Just tell each bell in turn when to lead, bearing in mind that different people
understand the word "now" to mean different things. If you can get
the bells to lead in the correct order, and then stay right, the ringing will
be restored.
If you are
watching the bells as you pass them then you need to tell each bell in turn
when they should follow you, which position they will be in when doing so and
which direction to continue in afterwards. There are two versions of this: when
you are hunting up and when you are hunting down.
When you are
hunting down, each bell that you pass is hunting up and will be following you
the blow after you followed them. Consequently you can tell each bell that you
strike over (or should strike over) to follow you next time, on their way up,
and in what position they will be. You can also tell the ringer to speed up or
slow down as appropriate.
When you are
hunting up, each bell that you pass is hunting down and will be following you the
blow before you follow them.
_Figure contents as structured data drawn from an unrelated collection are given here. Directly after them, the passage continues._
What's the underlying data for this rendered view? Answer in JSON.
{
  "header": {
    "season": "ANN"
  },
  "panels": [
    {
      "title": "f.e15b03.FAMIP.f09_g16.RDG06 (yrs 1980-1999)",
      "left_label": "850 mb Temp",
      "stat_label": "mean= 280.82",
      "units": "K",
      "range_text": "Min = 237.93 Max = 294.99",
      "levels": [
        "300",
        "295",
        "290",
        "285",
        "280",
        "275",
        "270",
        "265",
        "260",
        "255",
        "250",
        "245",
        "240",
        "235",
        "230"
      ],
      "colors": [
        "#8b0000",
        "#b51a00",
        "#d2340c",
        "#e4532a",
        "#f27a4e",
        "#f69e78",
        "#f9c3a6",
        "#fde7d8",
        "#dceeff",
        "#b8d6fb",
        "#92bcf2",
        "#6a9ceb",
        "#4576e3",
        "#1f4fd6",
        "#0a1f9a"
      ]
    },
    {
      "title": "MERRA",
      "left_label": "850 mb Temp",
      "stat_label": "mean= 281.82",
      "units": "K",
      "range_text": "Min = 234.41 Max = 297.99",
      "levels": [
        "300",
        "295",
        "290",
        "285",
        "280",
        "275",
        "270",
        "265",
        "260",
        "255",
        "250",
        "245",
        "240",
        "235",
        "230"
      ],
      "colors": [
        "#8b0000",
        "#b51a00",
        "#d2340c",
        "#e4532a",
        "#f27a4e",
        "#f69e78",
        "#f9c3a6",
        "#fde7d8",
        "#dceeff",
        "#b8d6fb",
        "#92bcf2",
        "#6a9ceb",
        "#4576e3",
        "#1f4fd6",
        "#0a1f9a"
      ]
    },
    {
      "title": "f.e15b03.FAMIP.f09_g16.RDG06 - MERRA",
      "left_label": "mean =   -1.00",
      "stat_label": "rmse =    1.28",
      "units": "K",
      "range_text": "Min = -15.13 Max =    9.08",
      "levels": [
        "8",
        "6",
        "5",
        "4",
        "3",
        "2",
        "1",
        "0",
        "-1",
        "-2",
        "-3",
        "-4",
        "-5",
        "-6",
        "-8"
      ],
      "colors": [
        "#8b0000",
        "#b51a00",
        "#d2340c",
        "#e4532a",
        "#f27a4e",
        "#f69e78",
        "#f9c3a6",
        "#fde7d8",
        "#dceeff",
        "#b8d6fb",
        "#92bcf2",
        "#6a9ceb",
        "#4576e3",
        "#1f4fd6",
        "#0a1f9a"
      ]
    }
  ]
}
As you move up to follow them they will move down
into the position you were last in and will follow your after bell (because
this bell will always be two positions behind yours). Therefore as you approach
each bell you can tell the ringer of that bell to follow you now, in your place
+ 1, and then ring in your place on their way down.
There are
lots of extra details about what can be said and with experience you will learn
to see much more than has been described here. In particular you will be able
to tell a ringer a whole series of bells to follow after they have followed
you, or anyone else, because it is just the Magic Row. Don't try to do too much
at once.
Summary
After this
session you need to be sure that whilst ringing Plain Hunt Doubles and Minor
(preferably from the biggest working bell) you can:
Work out the
Magic Row for the number of bells you are ringing.
See from the
Magic Row the bells coming to lead.
See from the
Magic Row the bells lying behind.
Watch the
order in which you pass the bells.
If at this
stage you practice and become able to keep the ringing right when it goes wrong
then that's a bonus but for the moment the important thing is to get used to
holding the Magic Row in your head whilst ringing and trying to see how it
relates to the order in which the bells lead and lie and in which you pass
them.
The
exercises (on the separate sheet) should be tried and once they are more or
less mastered they will have given you the skills to continue.
Although
this session is "only" about Plain Hunt it lays the basic techniques
for everything that follows. This probably means that it is quite hard to grasp
at first. This means three things: Get lots of practice; mercilessly pester
your tutor for clarification; get lots more practice.